Treatment of Amenorrhea
The treatment of amenorrhea should be directed at the underlying cause, with most cases not requiring medical treatment unless the patient finds the condition unacceptable or there are associated health concerns. 1
Diagnostic Approach
Before initiating treatment, it's essential to determine the cause of amenorrhea:
- Rule out pregnancy - Always the first step for secondary amenorrhea
- Laboratory assessment:
- Luteinizing hormone (LH)
- Follicle-stimulating hormone (FSH)
- Prolactin
- Thyroid-stimulating hormone (TSH)
- Categorize the type of amenorrhea:
- Primary (never had menses by age 15 or 3 years post-thelarche)
- Secondary (cessation of regular menses for 3 months or irregular menses for 6 months)
Treatment Algorithm Based on Etiology
1. Contraceptive-Related Amenorrhea (e.g., LNG-IUD)
- No treatment required - Provide reassurance that this is an expected effect 1
- If amenorrhea persists and the woman finds it unacceptable, counsel on alternative contraceptive methods 1
2. Hyperprolactinemia-Associated Amenorrhea
- Bromocriptine is FDA-indicated for treatment of amenorrhea associated with hyperprolactinemia 2
- Bromocriptine therapy suppresses galactorrhea and reinitiates normal ovulatory menstrual cycles in about 75% of cases 2
- Typical response time is 6-8 weeks, though some patients respond within days while others may take up to 8 months 2
- Monitor for side effects including nausea, headache, dizziness, and hypotension 2
3. Hypothalamic Amenorrhea
- Address underlying causes (stress, excessive exercise, eating disorders)

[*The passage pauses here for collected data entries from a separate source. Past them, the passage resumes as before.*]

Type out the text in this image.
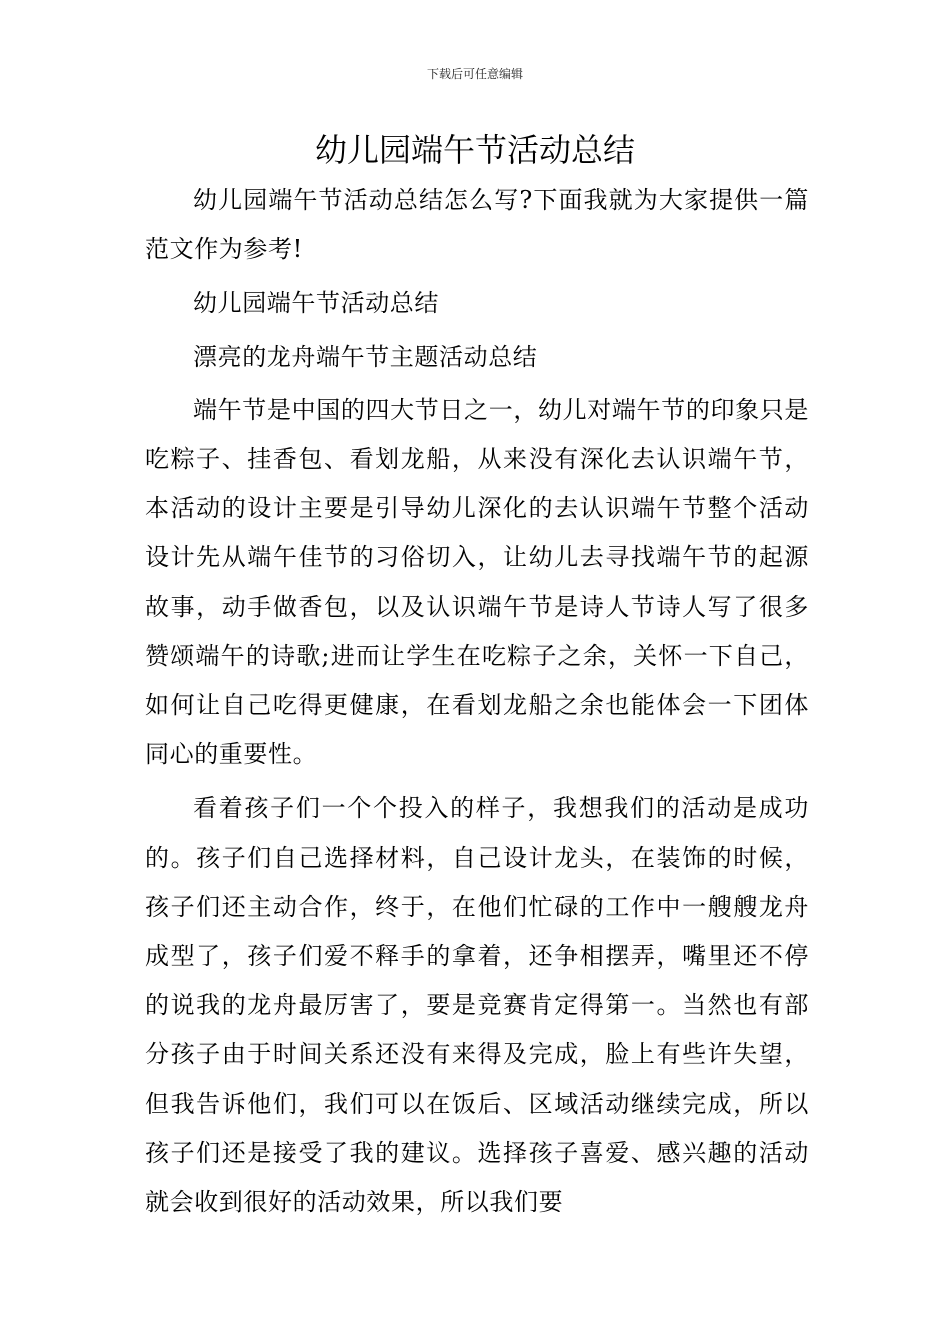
下载后可任意编辑
幼儿园端午节活动总结

幼儿园端午节活动总结怎么写?下面我就为大家提供一篇范文作为参考!

幼儿园端午节活动总结

漂亮的龙舟端午节主题活动总结

端午节是中国的四大节日之一，幼儿对端午节的印象只是吃粽子、挂香包、看划龙船，从来没有深化去认识端午节，本活动的设计主要是引导幼儿深化的去认识端午节整个活动设计先从端午佳节的习俗切入，让幼儿去寻找端午节的起源故事，动手做香包，以及认识端午节是诗人节诗人写了很多赞颂端午的诗歌;进而让学生在吃粽子之余，关怀一下自己，如何让自己吃得更健康，在看划龙船之余也能体会一下团体同心的重要性。

看着孩子们一个个投入的样子，我想我们的活动是成功的。孩子们自己选择材料，自己设计龙头，在装饰的时候，孩子们还主动合作，终于，在他们忙碌的工作中一艘艘龙舟成型了，孩子们爱不释手的拿着，还争相摆弄，嘴里还不停的说我的龙舟最厉害了，要是竞赛肯定得第一。当然也有部分孩子由于时间关系还没有来得及完成，脸上有些许失望，但我告诉他们，我们可以在饭后、区域活动继续完成，所以孩子们还是接受了我的建议。选择孩子喜爱、感兴趣的活动就会收到很好的活动效果，所以我们要
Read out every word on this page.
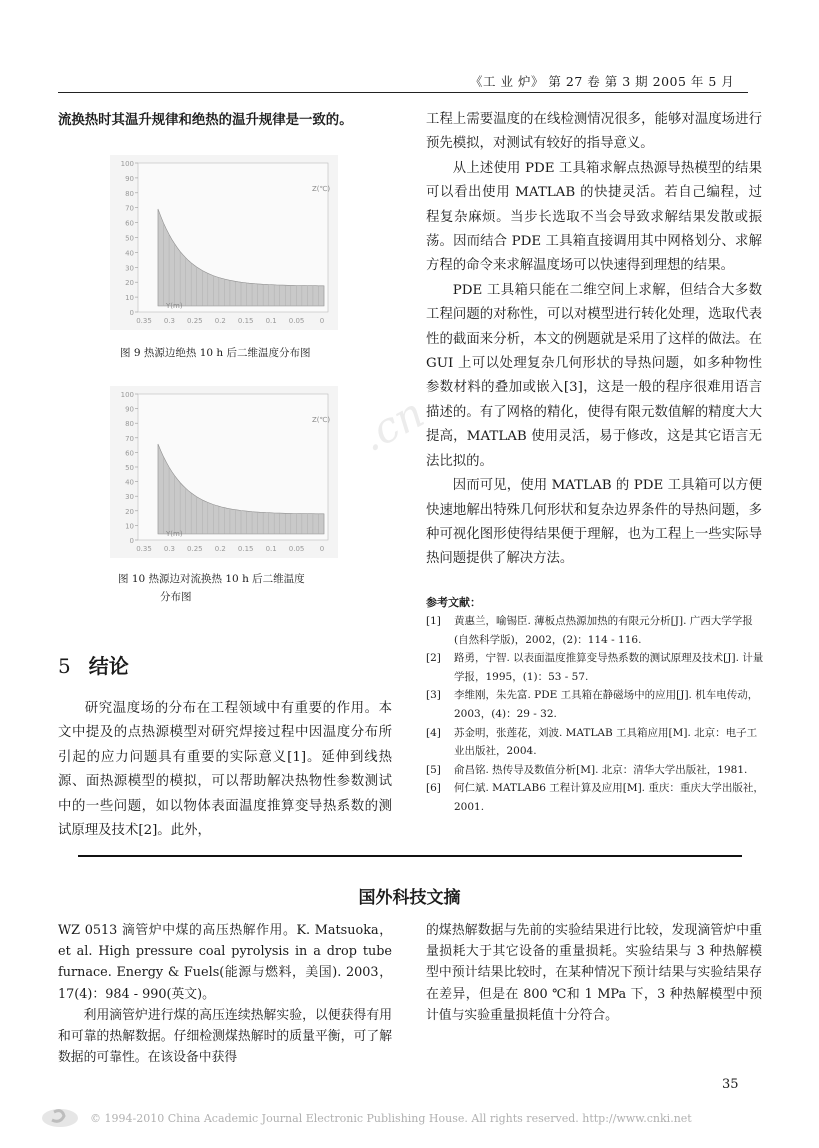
.cn
《工 业 炉》 第 27 卷 第 3 期 2005 年 5 月

流换热时其温升规律和绝热的温升规律是一致的。

100
90
80
70
60
50
40
30
20
10
0
0.35 0.3 0.25 0.2 0.15 0.1 0.05 0
Z(℃)
Y(m)
图 9 热源边绝热 10 h 后二维温度分布图
100
90
80
70
60
50
40
30
20
10
0
0.35 0.3 0.25 0.2 0.15 0.1 0.05 0
Z(℃)
Y(m)
图 10 热源边对流换热 10 h 后二维温度
分布图
5 结论

研究温度场的分布在工程领域中有重要的作用。本文中提及的点热源模型对研究焊接过程中因温度分布所引起的应力问题具有重要的实际意义[1]。延伸到线热源、面热源模型的模拟，可以帮助解决热物性参数测试中的一些问题，如以物体表面温度推算变导热系数的测试原理及技术[2]。此外，

工程上需要温度的在线检测情况很多，能够对温度场进行预先模拟，对测试有较好的指导意义。

从上述使用 PDE 工具箱求解点热源导热模型的结果可以看出使用 MATLAB 的快捷灵活。若自己编程，过程复杂麻烦。当步长选取不当会导致求解结果发散或振荡。因而结合 PDE 工具箱直接调用其中网格划分、求解方程的命令来求解温度场可以快速得到理想的结果。

PDE 工具箱只能在二维空间上求解，但结合大多数工程问题的对称性，可以对模型进行转化处理，选取代表性的截面来分析，本文的例题就是采用了这样的做法。在 GUI 上可以处理复杂几何形状的导热问题，如多种物性参数材料的叠加或嵌入[3]，这是一般的程序很难用语言描述的。有了网格的精化，使得有限元数值解的精度大大提高，MATLAB 使用灵活，易于修改，这是其它语言无法比拟的。

因而可见，使用 MATLAB 的 PDE 工具箱可以方便快速地解出特殊几何形状和复杂边界条件的导热问题，多种可视化图形使得结果便于理解，也为工程上一些实际导热问题提供了解决方法。

参考文献：
[1]	黄惠兰，喻锡臣. 薄板点热源加热的有限元分析[J]. 广西大学学报(自然科学版)，2002，(2)：114 - 116.
[2]	路勇，宁智. 以表面温度推算变导热系数的测试原理及技术[J]. 计量学报，1995，(1)：53 - 57.
[3]	李维刚，朱先富. PDE 工具箱在静磁场中的应用[J]. 机车电传动，2003，(4)：29 - 32.
[4]	苏金明，张莲花，刘波. MATLAB 工具箱应用[M]. 北京：电子工业出版社，2004.
[5]	俞昌铭. 热传导及数值分析[M]. 北京：清华大学出版社，1981.
[6]	何仁斌. MATLAB6 工程计算及应用[M]. 重庆：重庆大学出版社，2001.
国外科技文摘

WZ 0513 滴管炉中煤的高压热解作用。K. Matsuoka，et al. High pressure coal pyrolysis in a drop tube furnace. Energy & Fuels(能源与燃料，美国). 2003，17(4)：984 - 990(英文)。

利用滴管炉进行煤的高压连续热解实验，以便获得有用和可靠的热解数据。仔细检测煤热解时的质量平衡，可了解数据的可靠性。在该设备中获得

的煤热解数据与先前的实验结果进行比较，发现滴管炉中重量损耗大于其它设备的重量损耗。实验结果与 3 种热解模型中预计结果比较时，在某种情况下预计结果与实验结果存在差异，但是在 800 ℃和 1 MPa 下，3 种热解模型中预计值与实验重量损耗值十分符合。

35
© 1994-2010 China Academic Journal Electronic Publishing House. All rights reserved. http://www.cnki.net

- Hormone replacement therapy to prevent bone density loss and other complications of hypoestrogenism 3
- For patients desiring pregnancy, ovulation induction with pulsatile gonadotropin-releasing hormone (GnRH) may be effective 3
4. Primary Ovarian Insufficiency
- Hormone replacement therapy to prevent osteoporosis and cardiovascular disease 3
- Patients should not be presumed infertile as unpredictable ovarian function can occur 4, 5
5. Polycystic Ovary Syndrome (PCOS)
- Cyclic progestogen or combined hormonal contraceptives to regulate menstrual cycles 3
- Screen for and address metabolic complications (glucose intolerance, dyslipidemia) 4, 5
- For hirsutism and acne, oral contraceptives with or without antiandrogens 3
6. Anatomical Abnormalities
- Surgical correction for outflow tract obstructions (e.g., imperforate hymen, transverse vaginal septum) 6
Special Considerations
Contraceptive Effectiveness
If contraception is a concern while treating amenorrhea, consider the following effectiveness rates:
- LARCs (IUDs and implants): <1% failure rate 7
- Progestin-only pills: 5-9% failure rate 7
- Combined hormonal contraceptives: 5-9% failure rate 7
Bone Health
Patients with hypothalamic amenorrhea and hypoestrogenic states are at risk for decreased bone density and should be monitored and treated accordingly 4, 5
Fertility Preservation
For patients with amenorrhea who desire future fertility:
- Those with hyperprolactinemia may respond to bromocriptine 2
- Those with PCOS may require ovulation induction 3
- Those with primary ovarian insufficiency should be counseled about fertility preservation options 5
Pitfalls to Avoid
Assuming all amenorrhea requires treatment - Amenorrhea associated with contraceptives like LNG-IUD is expected and generally harmless 1
Missing pregnancy - Always rule out pregnancy before initiating any treatment for secondary amenorrhea 4, 5
Overlooking eating disorders - Patients with hypothalamic amenorrhea should be evaluated for disordered eating 4, 5
Assuming infertility in primary ovarian insufficiency - These patients can maintain unpredictable ovarian function 4, 5
Neglecting metabolic screening in PCOS - These patients need monitoring for glucose intolerance and dyslipidemia 4, 5
By following this structured approach to the treatment of amenorrhea, clinicians can address the underlying cause while minimizing complications and preserving fertility when desired.